We were aware of molecules that would prevent cholera bacteria from entering the dangerous phase, where the bacteria induce debilitating diarrhea that is sometimes fatal. However, those molecules were highly insoluble in water and therefore did not stand much chance as a drug, as that would require moving through the blood stream and cellular fluids to intersect the bacteria in the gut. They were not working in controlling the cholera infection in animals. Karolina began designing and synthesizing a new structure type that would be much easier to synthesize, and quite likely would solve the water solubility problems. The big question was whether the new structures would still be highly active in inhibiting the cholera bacteria. She synthesized a few examples, and then moved over to the molecular biology department to work with the Bassler group in order to test the biological activity. She learned the new techniques of bioassay work, and brought back the very exciting result that her molecules were equally as active as the best previous examples. This opened up an entirely new direction for our work on the cholera project.
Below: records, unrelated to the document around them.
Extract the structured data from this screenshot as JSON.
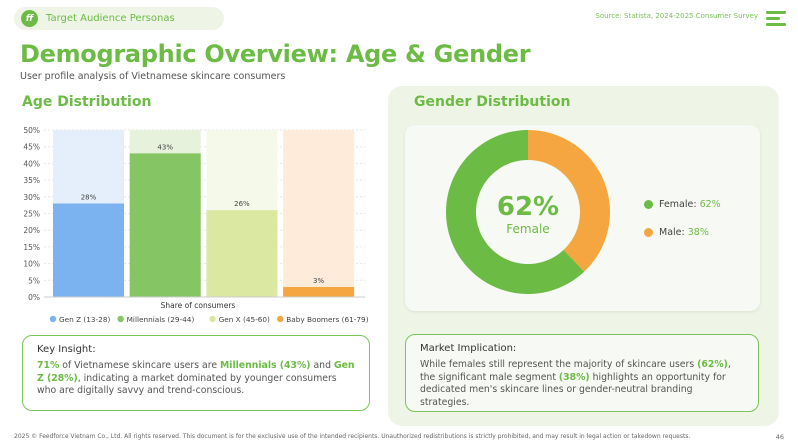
{
  "header": {
    "tag": "Target Audience Personas",
    "logo_text": "ff",
    "source": "Source: Statista, 2024-2025 Consumer Survey"
  },
  "title": "Demographic Overview: Age & Gender",
  "subtitle": "User profile analysis of Vietnamese skincare consumers",
  "age": {
    "heading": "Age Distribution"
  },
  "chart_data": {
    "type": "bar",
    "categories": [
      "Gen Z (13-28)",
      "Millennials (29-44)",
      "Gen X (45-60)",
      "Baby Boomers (61-79)"
    ],
    "values": [
      28,
      43,
      26,
      3
    ],
    "data_labels": [
      "28%",
      "43%",
      "26%",
      "3%"
    ],
    "colors": [
      "#7ab3ef",
      "#85c563",
      "#dbe8a2",
      "#f6a640"
    ],
    "bg_colors": [
      "#e4effb",
      "#e6f2dc",
      "#f5f9ea",
      "#feebd9"
    ],
    "xlabel": "Share of consumers",
    "ylabel": "",
    "ylim": [
      0,
      50
    ],
    "yticks": [
      "0%",
      "5%",
      "10%",
      "15%",
      "20%",
      "25%",
      "30%",
      "35%",
      "40%",
      "45%",
      "50%"
    ],
    "legend": "bottom",
    "grid": true
  },
  "gender": {
    "heading": "Gender Distribution",
    "center_value": "62%",
    "center_label": "Female",
    "female_share": 62,
    "male_share": 38,
    "female_color": "#6cbb45",
    "male_color": "#f6a640",
    "legend": [
      {
        "label": "Female:",
        "value": "62%"
      },
      {
        "label": "Male:",
        "value": "38%"
      }
    ]
  },
  "insight": {
    "heading": "Key Insight:",
    "p1": "71%",
    "p2": " of Vietnamese skincare users are ",
    "p3": "Millennials (43%)",
    "p4": " and ",
    "p5": "Gen Z (28%)",
    "p6": ", indicating a market dominated by younger consumers who are digitally savvy and trend-conscious."
  },
  "market": {
    "heading": "Market Implication:",
    "p1": "While females still represent the majority of skincare users ",
    "p2": "(62%)",
    "p3": ", the significant male segment ",
    "p4": "(38%)",
    "p5": " highlights an opportunity for dedicated men's skincare lines or gender-neutral branding strategies."
  },
  "footer": "2025 © Feedforce Vietnam Co., Ltd. All rights reserved. This document is for the exclusive use of the intended recipients. Unauthorized redistributions is strictly prohibited, and may result in legal action or takedown requests.",
  "page": "46"
}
The depth of commitment that Karolina brought to this project became clear when she applied for and was awarded an Adel Mahmoud Global Health Scholarship to have an “up front and personal” look at cholera in hospitals in Bangladesh and India. This was independent of the chemistry and biology she was doing, but obviously related. Everyone in our group followed her adventures that August as she toured and talked with people directly involved with treating this disease, and it was a special experience for all of us, if not as direct as for Karolina.

She polished up her experimental work and began putting together her thesis. Typically, the thesis can be quite thin as the critical part of a chemistry project is carrying out the experimental work and not the expression of it. The experimental work can be described with figures and presentation of factual information in a fairly standard format. Karolina did this, but also took the opportunity to weave together a complete story, from the chemistry and biology that she did in the lab to the descriptions of the human health issues that she observed directly. It was nearly at the level of completeness of a Ph.D. thesis, and will certainly be the basis for a significant publication in the original literature.

Karolina was an exceptional student and her thesis was exceptionally successful. It was the result of her own initiative, dedication, and intelligence, but it also depended on a community of people around her, her advisers, co-workers, and sponsors. That team feeling is common in chemistry and biology at Princeton, for all of our students to take advantage of.